The Old Girls’ Network by Judy Leigh

 The Old Girls' Network

The Old Girls’ Network by Judy Leigh: A funny, feel-good read for summer 2020
English | 2020 | General Fiction| ePUB | 2.8 MB

Judy Leigh has lived all over the UK from Liverpool to Cornwall, but currently resides in Somerset. After teaching theatre, writing lyrics for a punk band and setting up Shakespeare Festivals, she completed an MA in Professional Writing.

Is it ever too late to change…
After a health scare, 77 year-old spinster Barbara goes to convalesce in the sleepy Somerset village of Winsleigh Green with her sister Pauline, who is now a widow. The sisters are like chalk and cheese – Barbara, outspoken and aloof and Pauline, good natured and homely – so it’s not long before the tension starts to rise.
But when Pauline accidentally knocks down a vagrant who goes by the name of Bisto Mulligan, the ladies find themselves with another houseguest. As he recovers, it becomes apparent that Bisto is not who he first seemed, and as the sisters get to know the kind and courageous man he really is, it’s clear Bisto has the potential to change both of their lives.
As the spring turns to summer, and Winsleigh Green comes to life, can the three friends make the changes they need to, to embrace fresh starts, new loves, new lives and new horizons. Or do old habits die too hard?

Barbara thought she must be dead. She could remember exactly what had happened, right up to the last second. She was rushing up the path to the little terraced house, fixing her sights on the familiar green door, number eighty-six. Then she recalled feeling strange, a little bit as if she had floated above her own head for a moment, or was hovering outside her body. She wobbled, the dizziness a thick haze behind her eyes as she stared at the smooth paint of the front door, leaning forward to steady herself. Then she slipped. The earth fell away, the sky turned upside down, and the air seemed to whirl from within her, emptying her lungs.
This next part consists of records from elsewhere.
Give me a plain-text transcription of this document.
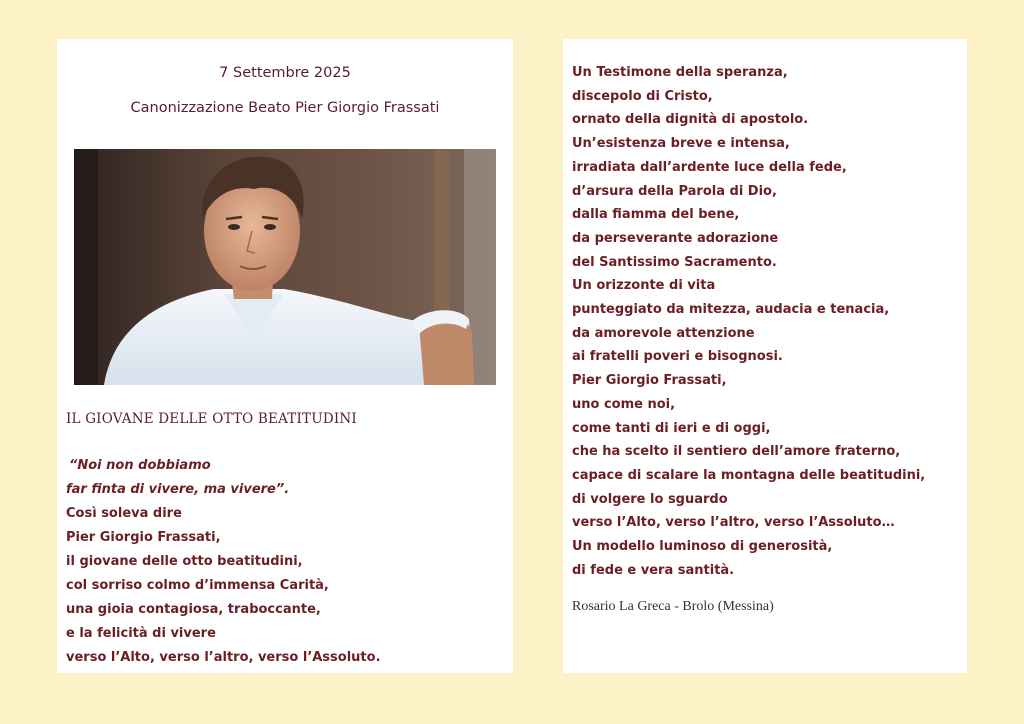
7 Settembre 2025
Canonizzazione Beato Pier Giorgio Frassati
IL GIOVANE DELLE OTTO BEATITUDINI
“Noi non dobbiamo
far finta di vivere, ma vivere”.
Così soleva dire
Pier Giorgio Frassati,
il giovane delle otto beatitudini,
col sorriso colmo d’immensa Carità,
una gioia contagiosa, traboccante,
e la felicità di vivere
verso l’Alto, verso l’altro, verso l’Assoluto.
Un Testimone della speranza,
discepolo di Cristo,
ornato della dignità di apostolo.
Un’esistenza breve e intensa,
irradiata dall’ardente luce della fede,
d’arsura della Parola di Dio,
dalla fiamma del bene,
da perseverante adorazione
del Santissimo Sacramento.
Un orizzonte di vita
punteggiato da mitezza, audacia e tenacia,
da amorevole attenzione
ai fratelli poveri e bisognosi.
Pier Giorgio Frassati,
uno come noi,
come tanti di ieri e di oggi,
che ha scelto il sentiero dell’amore fraterno,
capace di scalare la montagna delle beatitudini,
di volgere lo sguardo
verso l’Alto, verso l’altro, verso l’Assoluto…
Un modello luminoso di generosità,
di fede e vera santità.
Rosario La Greca - Brolo (Messina)
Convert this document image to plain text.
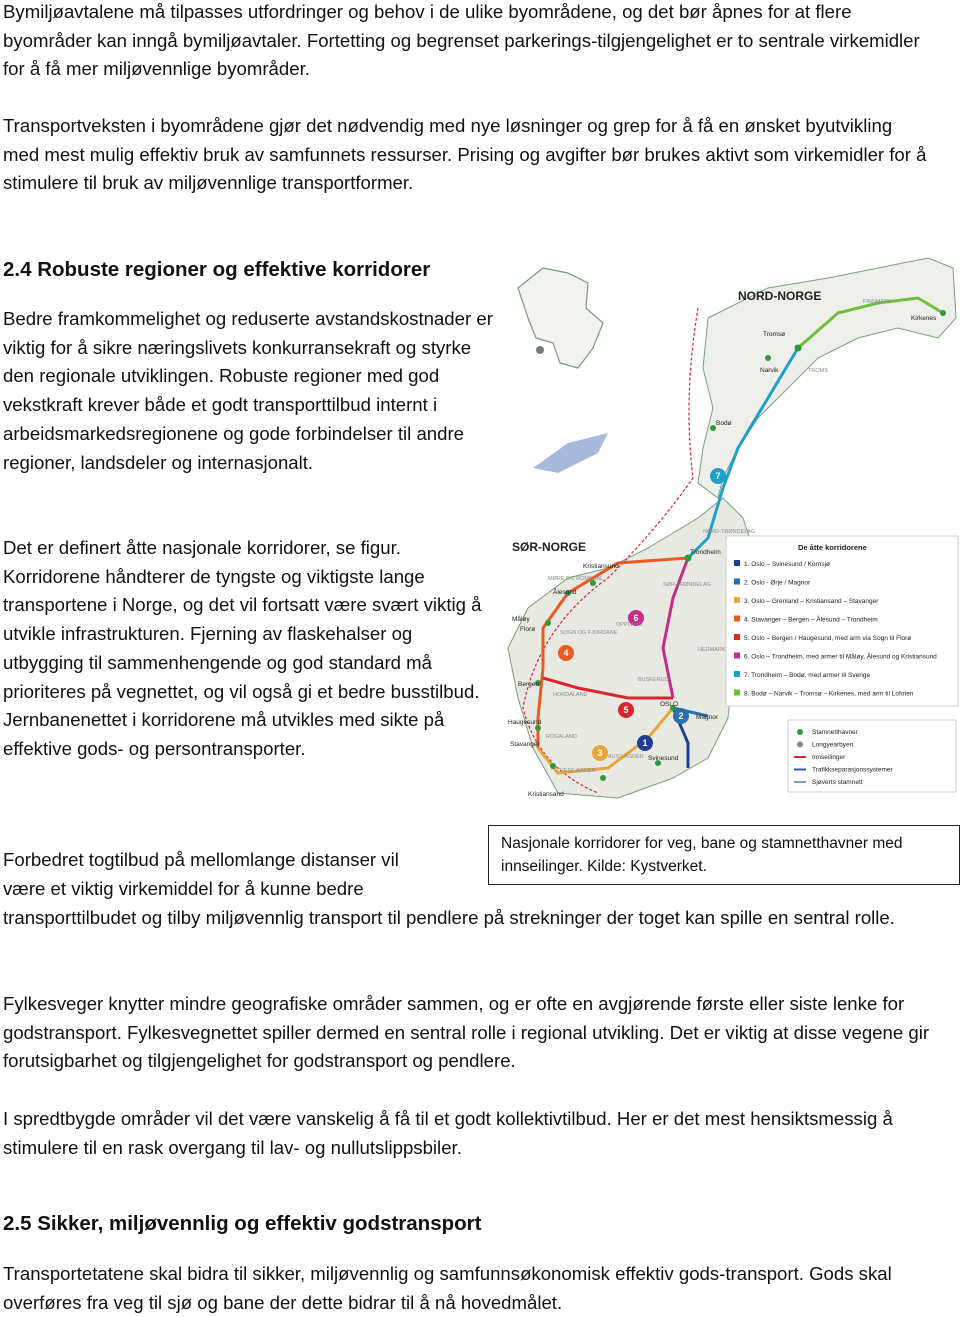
Bymiljøavtalene må tilpasses utfordringer og behov i de ulike byområdene, og det bør åpnes for at flere byområder kan inngå bymiljøavtaler. Fortetting og begrenset parkerings-tilgjengelighet er to sentrale virkemidler for å få mer miljøvennlige byområder.
Transportveksten i byområdene gjør det nødvendig med nye løsninger og grep for å få en ønsket byutvikling med mest mulig effektiv bruk av samfunnets ressurser. Prising og avgifter bør brukes aktivt som virkemidler for å stimulere til bruk av miljøvennlige transportformer.
2.4 Robuste regioner og effektive korridorer
Bedre framkommelighet og reduserte avstandskostnader er viktig for å sikre næringslivets konkurransekraft og styrke den regionale utviklingen. Robuste regioner med god vekstkraft krever både et godt transporttilbud internt i arbeidsmarkedsregionene og gode forbindelser til andre regioner, landsdeler og internasjonalt.
Det er definert åtte nasjonale korridorer, se figur. Korridorene håndterer de tyngste og viktigste lange transportene i Norge, og det vil fortsatt være svært viktig å utvikle infrastrukturen. Fjerning av flaskehalser og utbygging til sammenhengende og god standard må prioriteres på vegnettet, og vil også gi et bedre busstilbud. Jernbanenettet i korridorene må utvikles med sikte på effektive gods- og persontransporter.
7
6
4
5
2
1
3
NORD-NORGE
SØR-NORGE
NORD-TRØNDELAG
SØR-TRØNDELAG
OPPLAND
HEDMARK
BUSKERUD
HORDALAND
SOGN OG FJORDANE
MØRE OG ROMSDAL
ROGALAND
TROMS
FINNMARK
VEST-AGDER
AUST-AGDER
Kirkenes
Tromsø
Narvik
Bodø
Trondheim
Kristiansund
Ålesund
Måløy
Florø
Bergen
Haugesund
Stavanger
Kristiansand
OSLO
Magnor
Svinesund
De åtte korridorene
1. Oslo – Svinesund / Kornsjø
2. Oslo - Ørje / Magnor
3. Oslo – Grenland – Kristiansand – Stavanger
4. Stavanger – Bergen – Ålesund – Trondheim
5. Oslo – Bergen / Haugesund, med arm via Sogn til Florø
6. Oslo – Trondheim, med armer til Måløy, Ålesund og Kristiansund
7. Trondheim – Bodø, med armer til Sverige
8. Bodø – Narvik – Tromsø – Kirkenes, med arm til Lofoten
Stamnetthavner
Longyearbyen
Innseilinger
Trafikkseparasjonssystemer
Sjøverts stamnett
Nasjonale korridorer for veg, bane og stamnetthavner med innseilinger. Kilde: Kystverket.
Forbedret togtilbud på mellomlange distanser vil
være et viktig virkemiddel for å kunne bedre
transporttilbudet og tilby miljøvennlig transport til pendlere på strekninger der toget kan spille en sentral rolle.
Fylkesveger knytter mindre geografiske områder sammen, og er ofte en avgjørende første eller siste lenke for godstransport. Fylkesvegnettet spiller dermed en sentral rolle i regional utvikling. Det er viktig at disse vegene gir forutsigbarhet og tilgjengelighet for godstransport og pendlere.
I spredtbygde områder vil det være vanskelig å få til et godt kollektivtilbud. Her er det mest hensiktsmessig å stimulere til en rask overgang til lav- og nullutslippsbiler.
2.5 Sikker, miljøvennlig og effektiv godstransport
Transportetatene skal bidra til sikker, miljøvennlig og samfunnsøkonomisk effektiv gods-transport. Gods skal overføres fra veg til sjø og bane der dette bidrar til å nå hovedmålet.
Dying wasn’t as painful as she’d imagined it would be, and she didn’t feel the bump when the back of her head hit the stone step as she toppled down three more to the ground. Dying was surprisingly easy, in fact: it was just the regret she felt, the sense of missed opportunities, as she tumbled. Her eyes rolled back in her head and that was it. She’d had a fairly long life, but she hadn’t done nearly enough with it. She was glad that she’d served for most of her working life as a secretary in the Air Force. She was proud of the order and rigour she’d brought to the job. And she’d never broken the law or been in debt. Barbara’s life had been exemplary. Spotless even. But it had all been a bit dull, that was the problem. She’d never behaved badly enough. She’d seldom taken risks. She had never really let go, danced on tables, shouted from the depths of her lungs in quiet libraries. She’d never taken life by the throat, flirted with danger, or even flirted with men. She was a spinster, for goodness sake. But at least she wasn’t a virgin. That would have been too hard to bear at the final gasp.
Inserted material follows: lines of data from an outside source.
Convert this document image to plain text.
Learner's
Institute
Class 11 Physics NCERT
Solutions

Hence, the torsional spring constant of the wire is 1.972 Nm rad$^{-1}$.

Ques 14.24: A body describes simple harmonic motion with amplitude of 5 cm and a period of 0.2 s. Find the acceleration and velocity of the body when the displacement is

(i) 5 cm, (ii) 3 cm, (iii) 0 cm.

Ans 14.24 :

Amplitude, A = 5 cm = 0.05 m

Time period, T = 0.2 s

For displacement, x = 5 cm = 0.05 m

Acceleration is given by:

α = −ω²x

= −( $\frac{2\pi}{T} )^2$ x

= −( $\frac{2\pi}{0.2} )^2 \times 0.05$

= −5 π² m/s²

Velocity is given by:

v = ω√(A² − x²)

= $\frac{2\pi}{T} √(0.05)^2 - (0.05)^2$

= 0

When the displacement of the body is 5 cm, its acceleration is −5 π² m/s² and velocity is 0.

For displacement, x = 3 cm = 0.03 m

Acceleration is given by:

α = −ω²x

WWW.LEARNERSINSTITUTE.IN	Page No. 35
Of course, Barbara knew that, had she lived, she’d never have become a wild party animal; she wouldn’t have become the centre of attention, the admired ringleader – she wouldn’t even have been very popular. So what was her biggest regret? She had no family of her own now, no one except her sister. In a flash, like her life tumbling before her eyes, Barbara knew she hadn’t been a good sibling: she’d never really defended Pauline, looked out for her or even spent quality time with her. She wasn’t sure she even liked her very much. Perhaps that was her biggest regret. But it was too late now that she was dead. Death would be a great disappointment, though. She wasn’t ready to go yet, and she’d only just realised it.’